[OSM-legal-talk] License Telephone Debate

80n 80n80n at gmail.com
Mon Mar 16 11:36:51 GMT 2009


On Mon, Mar 16, 2009 at 10:59 AM, Russ Nelson <russ at cloudmade.com> wrote:

>
> On Mar 16, 2009, at 4:49 AM, 80n wrote:
>
> > On Mon, Mar 16, 2009 at 1:16 AM, Russ Nelson <russ at cloudmade.com>
> > wrote:
> >
> > We didn't understand the negative aspects of the CC-By-SA, but we used
> > *it*.  Are you saying that OSM shouldn't have been licensed at all,
> > because at the time the licensing decision was made, people didn't
> > understand exactly how it would work?
> >
> > Are arguing that we should then make the same mistake twice?
>
> No, I'm saying that sober people looked at the license and given their
> current understanding, thought it was the best choice.
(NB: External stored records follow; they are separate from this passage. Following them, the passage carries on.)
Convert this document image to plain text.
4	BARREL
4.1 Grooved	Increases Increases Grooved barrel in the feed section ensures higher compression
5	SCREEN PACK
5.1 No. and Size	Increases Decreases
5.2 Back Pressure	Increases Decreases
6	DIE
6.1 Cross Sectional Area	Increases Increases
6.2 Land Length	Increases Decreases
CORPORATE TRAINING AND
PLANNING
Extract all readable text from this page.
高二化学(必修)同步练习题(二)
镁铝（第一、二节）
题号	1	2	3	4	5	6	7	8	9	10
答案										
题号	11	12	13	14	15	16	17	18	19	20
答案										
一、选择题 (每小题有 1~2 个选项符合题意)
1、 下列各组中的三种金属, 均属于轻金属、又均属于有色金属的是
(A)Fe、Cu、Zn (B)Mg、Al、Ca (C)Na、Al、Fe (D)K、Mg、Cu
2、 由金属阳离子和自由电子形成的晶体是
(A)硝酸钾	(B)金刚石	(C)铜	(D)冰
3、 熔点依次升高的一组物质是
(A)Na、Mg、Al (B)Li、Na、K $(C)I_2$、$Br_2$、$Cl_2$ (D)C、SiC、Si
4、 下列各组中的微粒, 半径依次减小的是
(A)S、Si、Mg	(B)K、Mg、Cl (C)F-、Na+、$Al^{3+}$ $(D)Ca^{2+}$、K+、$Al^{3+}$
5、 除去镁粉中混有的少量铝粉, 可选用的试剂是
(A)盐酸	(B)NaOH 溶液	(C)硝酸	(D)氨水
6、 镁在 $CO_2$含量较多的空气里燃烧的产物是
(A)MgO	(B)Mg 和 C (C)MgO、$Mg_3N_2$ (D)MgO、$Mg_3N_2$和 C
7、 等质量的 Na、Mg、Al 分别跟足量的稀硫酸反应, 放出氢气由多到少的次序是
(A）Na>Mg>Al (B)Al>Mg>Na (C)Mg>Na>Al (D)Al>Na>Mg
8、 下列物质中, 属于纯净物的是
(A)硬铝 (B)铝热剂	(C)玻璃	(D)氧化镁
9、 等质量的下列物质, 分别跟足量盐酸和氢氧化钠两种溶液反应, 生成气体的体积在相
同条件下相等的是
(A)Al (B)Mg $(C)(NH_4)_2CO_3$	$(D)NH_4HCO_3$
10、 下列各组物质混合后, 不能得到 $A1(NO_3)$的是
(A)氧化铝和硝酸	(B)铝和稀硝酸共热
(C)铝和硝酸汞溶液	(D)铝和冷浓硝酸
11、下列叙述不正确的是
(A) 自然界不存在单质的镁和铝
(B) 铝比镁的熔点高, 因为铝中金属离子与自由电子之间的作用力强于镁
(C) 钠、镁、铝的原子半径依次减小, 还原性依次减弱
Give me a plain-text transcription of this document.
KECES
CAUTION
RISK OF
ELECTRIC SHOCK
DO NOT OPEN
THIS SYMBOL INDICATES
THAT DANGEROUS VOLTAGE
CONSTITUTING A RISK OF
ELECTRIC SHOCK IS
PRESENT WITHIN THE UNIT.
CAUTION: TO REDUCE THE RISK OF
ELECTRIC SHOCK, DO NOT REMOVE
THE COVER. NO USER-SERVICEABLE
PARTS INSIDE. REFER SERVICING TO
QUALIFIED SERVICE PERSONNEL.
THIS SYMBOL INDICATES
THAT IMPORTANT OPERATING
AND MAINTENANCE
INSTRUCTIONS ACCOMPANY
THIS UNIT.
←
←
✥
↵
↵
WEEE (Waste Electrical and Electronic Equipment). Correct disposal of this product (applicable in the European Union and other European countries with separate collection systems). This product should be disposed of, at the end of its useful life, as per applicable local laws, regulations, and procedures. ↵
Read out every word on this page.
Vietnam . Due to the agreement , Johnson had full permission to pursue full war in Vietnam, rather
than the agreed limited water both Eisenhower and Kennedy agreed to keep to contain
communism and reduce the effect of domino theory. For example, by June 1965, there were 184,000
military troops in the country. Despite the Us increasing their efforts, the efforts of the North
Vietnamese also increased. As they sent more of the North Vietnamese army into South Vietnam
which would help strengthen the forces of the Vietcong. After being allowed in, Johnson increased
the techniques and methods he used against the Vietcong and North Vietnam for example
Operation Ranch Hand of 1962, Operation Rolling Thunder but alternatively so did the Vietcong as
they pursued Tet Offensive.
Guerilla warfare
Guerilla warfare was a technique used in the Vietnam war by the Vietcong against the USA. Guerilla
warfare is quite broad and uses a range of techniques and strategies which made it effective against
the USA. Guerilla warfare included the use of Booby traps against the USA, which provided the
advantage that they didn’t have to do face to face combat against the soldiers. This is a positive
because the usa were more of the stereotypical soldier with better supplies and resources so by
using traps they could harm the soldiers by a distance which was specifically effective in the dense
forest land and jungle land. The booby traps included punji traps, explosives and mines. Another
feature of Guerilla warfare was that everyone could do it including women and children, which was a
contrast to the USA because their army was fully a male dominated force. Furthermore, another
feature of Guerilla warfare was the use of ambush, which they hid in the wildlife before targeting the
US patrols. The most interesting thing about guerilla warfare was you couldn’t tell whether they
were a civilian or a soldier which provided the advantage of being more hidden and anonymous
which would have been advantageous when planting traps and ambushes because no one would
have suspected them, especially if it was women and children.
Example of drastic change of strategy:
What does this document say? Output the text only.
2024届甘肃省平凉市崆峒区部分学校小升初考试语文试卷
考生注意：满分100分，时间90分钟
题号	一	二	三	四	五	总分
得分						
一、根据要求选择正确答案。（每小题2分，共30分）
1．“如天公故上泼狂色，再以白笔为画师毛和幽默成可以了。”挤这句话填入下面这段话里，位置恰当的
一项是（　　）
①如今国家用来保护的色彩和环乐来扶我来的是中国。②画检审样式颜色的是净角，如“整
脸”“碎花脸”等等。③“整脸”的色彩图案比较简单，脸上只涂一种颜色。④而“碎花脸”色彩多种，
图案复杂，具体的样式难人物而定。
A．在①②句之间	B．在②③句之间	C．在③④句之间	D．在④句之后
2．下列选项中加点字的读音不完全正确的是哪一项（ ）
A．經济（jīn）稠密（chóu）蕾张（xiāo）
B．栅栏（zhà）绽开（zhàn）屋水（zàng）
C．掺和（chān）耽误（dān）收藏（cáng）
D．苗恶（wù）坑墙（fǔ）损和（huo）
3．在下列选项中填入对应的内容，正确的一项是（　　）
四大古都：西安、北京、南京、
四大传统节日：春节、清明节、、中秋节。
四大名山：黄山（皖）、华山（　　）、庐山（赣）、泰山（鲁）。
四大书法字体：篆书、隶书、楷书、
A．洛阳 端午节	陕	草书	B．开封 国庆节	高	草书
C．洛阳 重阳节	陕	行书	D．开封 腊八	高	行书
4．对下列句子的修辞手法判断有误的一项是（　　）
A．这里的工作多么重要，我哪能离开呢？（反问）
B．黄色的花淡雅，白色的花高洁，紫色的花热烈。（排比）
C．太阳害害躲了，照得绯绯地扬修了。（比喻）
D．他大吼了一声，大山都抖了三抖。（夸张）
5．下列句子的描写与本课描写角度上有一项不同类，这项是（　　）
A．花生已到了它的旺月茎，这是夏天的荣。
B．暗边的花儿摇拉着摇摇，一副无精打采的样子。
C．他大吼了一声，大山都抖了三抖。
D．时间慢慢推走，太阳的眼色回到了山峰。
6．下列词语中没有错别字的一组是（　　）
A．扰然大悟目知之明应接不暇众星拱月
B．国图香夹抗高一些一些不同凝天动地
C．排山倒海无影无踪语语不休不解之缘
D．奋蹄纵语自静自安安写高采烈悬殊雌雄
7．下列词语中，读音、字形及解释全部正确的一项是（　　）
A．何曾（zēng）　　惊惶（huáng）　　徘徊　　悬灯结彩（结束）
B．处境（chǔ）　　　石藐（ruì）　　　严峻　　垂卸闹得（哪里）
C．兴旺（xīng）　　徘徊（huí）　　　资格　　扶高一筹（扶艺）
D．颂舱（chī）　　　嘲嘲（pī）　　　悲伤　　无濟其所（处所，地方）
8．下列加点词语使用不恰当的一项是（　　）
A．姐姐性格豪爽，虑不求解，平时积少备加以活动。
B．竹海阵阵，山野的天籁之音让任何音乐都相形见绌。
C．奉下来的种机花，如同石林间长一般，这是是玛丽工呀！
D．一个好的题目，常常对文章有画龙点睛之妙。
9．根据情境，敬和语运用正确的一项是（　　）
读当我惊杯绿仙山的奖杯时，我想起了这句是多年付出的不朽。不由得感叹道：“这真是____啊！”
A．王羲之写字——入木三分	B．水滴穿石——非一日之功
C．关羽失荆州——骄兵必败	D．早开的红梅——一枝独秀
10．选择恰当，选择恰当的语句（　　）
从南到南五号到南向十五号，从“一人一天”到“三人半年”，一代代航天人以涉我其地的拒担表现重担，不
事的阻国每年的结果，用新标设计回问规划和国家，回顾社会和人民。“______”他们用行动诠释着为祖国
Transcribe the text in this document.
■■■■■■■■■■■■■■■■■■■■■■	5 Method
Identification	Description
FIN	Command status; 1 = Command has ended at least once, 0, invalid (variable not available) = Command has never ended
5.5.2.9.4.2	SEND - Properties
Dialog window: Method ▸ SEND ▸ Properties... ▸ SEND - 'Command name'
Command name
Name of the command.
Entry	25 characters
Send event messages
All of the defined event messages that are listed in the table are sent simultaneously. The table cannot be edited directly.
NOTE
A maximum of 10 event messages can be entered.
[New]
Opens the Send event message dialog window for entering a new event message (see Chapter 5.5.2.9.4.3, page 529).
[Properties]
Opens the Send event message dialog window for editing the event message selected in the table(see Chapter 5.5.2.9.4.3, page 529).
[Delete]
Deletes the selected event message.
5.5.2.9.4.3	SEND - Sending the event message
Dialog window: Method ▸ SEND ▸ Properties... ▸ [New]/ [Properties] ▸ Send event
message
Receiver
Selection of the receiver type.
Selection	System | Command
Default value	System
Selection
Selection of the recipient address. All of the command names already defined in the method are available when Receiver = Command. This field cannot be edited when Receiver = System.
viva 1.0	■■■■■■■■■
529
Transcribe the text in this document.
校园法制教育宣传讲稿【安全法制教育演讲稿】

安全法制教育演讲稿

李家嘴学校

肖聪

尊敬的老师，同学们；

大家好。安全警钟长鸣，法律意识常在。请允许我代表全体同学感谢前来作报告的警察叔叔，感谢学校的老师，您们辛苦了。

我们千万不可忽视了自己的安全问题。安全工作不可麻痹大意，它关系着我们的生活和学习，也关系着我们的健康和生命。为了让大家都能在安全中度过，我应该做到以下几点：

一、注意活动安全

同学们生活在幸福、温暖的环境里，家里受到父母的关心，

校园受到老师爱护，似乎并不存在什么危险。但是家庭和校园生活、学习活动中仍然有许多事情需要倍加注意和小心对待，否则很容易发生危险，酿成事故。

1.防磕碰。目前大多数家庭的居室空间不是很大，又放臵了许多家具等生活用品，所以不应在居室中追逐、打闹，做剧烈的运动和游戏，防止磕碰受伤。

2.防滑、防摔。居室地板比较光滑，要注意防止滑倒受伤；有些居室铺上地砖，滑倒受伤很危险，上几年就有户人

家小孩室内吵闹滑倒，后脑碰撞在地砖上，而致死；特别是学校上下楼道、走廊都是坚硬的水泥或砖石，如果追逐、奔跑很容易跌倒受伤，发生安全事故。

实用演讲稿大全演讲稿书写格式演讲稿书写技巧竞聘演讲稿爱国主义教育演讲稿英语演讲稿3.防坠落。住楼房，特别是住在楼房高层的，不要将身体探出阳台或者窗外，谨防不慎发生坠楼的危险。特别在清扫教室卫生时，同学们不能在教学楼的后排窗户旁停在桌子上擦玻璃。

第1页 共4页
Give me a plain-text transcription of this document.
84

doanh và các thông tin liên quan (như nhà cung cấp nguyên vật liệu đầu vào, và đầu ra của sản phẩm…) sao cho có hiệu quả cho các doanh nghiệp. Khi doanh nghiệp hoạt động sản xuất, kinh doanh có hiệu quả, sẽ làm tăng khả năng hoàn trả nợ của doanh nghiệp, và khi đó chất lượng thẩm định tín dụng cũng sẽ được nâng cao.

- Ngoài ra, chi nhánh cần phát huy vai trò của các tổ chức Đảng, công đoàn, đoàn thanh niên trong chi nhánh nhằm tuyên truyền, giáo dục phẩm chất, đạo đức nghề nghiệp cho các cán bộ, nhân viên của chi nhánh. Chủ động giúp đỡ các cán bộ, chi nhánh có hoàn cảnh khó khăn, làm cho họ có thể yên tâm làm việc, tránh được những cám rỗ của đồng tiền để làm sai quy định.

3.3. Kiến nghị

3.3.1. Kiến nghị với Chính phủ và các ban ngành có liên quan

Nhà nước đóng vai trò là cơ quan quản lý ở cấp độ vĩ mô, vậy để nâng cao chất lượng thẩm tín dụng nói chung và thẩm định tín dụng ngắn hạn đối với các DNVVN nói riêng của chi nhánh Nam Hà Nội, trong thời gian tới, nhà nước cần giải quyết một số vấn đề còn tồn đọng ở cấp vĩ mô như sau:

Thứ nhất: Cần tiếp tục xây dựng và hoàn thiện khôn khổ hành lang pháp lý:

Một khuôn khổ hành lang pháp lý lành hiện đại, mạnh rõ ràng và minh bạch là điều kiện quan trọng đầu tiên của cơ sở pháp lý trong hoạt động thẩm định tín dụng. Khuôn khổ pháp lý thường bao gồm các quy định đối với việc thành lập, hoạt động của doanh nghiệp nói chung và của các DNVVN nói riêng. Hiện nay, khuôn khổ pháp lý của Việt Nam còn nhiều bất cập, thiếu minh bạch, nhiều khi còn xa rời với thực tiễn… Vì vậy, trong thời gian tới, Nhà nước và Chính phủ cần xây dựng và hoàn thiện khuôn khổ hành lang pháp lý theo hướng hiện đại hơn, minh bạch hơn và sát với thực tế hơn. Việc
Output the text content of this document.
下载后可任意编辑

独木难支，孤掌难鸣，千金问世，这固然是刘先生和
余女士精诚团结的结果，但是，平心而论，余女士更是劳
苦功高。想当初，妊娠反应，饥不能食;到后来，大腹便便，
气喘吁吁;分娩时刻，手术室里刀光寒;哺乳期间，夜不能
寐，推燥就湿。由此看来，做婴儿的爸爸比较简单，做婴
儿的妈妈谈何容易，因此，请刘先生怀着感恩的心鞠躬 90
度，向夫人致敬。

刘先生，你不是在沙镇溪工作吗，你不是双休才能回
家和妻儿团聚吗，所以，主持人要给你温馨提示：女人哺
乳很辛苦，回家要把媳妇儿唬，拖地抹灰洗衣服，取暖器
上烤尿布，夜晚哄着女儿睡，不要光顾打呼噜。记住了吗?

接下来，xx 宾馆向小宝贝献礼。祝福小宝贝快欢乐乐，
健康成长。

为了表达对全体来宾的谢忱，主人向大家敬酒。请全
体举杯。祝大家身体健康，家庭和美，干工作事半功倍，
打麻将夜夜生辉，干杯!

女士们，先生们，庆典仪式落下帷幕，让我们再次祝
Other sober people have also looked at the proposed licenses and have
identified a lot of questions and uncertainty.  I'm suspicious of anyone who
at this point thinks the new license is good enough.  The open issues list
contains a number of significant problems.  Are you (and the other sober
people you refer to) endorsing the license despite these issues?  Or is your
endorsement qualified by the assumption that these issues will have been
addressed?

Either position seems foolish to me.




> We shouldn't
> let the fact that we'll be smarter in the future delay us from making
> the best decision now, just as they didn't let the fact that we're
> smarter now from making that decision then.
>
> There seems to be a lot of emotion here, but if cost(CC-By-SA) >
> cost(ODbL) + cost(switching), then we should switch even if we know
> that in the future we'll be evaluating cost(ODbL 1.0) against
> cost(ODbL 1.1) + cost(switching).  This should be obvious, no?  So why
> do we need to have a discussion about it?
>
> > ODbL is more complex than CC-BY-SA in many way (copyright *and*
> > database rights *and* contract law) and it is completely untested.
>
>
> EVERY open source contract is a unilateral contract ("contract of
> adhesion") which relies on copyright law for its teeth.  So, the ODbL
> introduces database rights ... but only because we've already seen
> that CC-By-SA doesn't work..  YES, there are risks, but YES there are
> risks of the status quo.  The trouble here is that people are not very
> good at evaluating the risk of an unlikely event with bad
> consequences.  Expect irrationality.
>

So you are happy with these risks.   That is your choice.  Others may not be
happy with these risks.

The way to help people evaluate the risks is to explain them.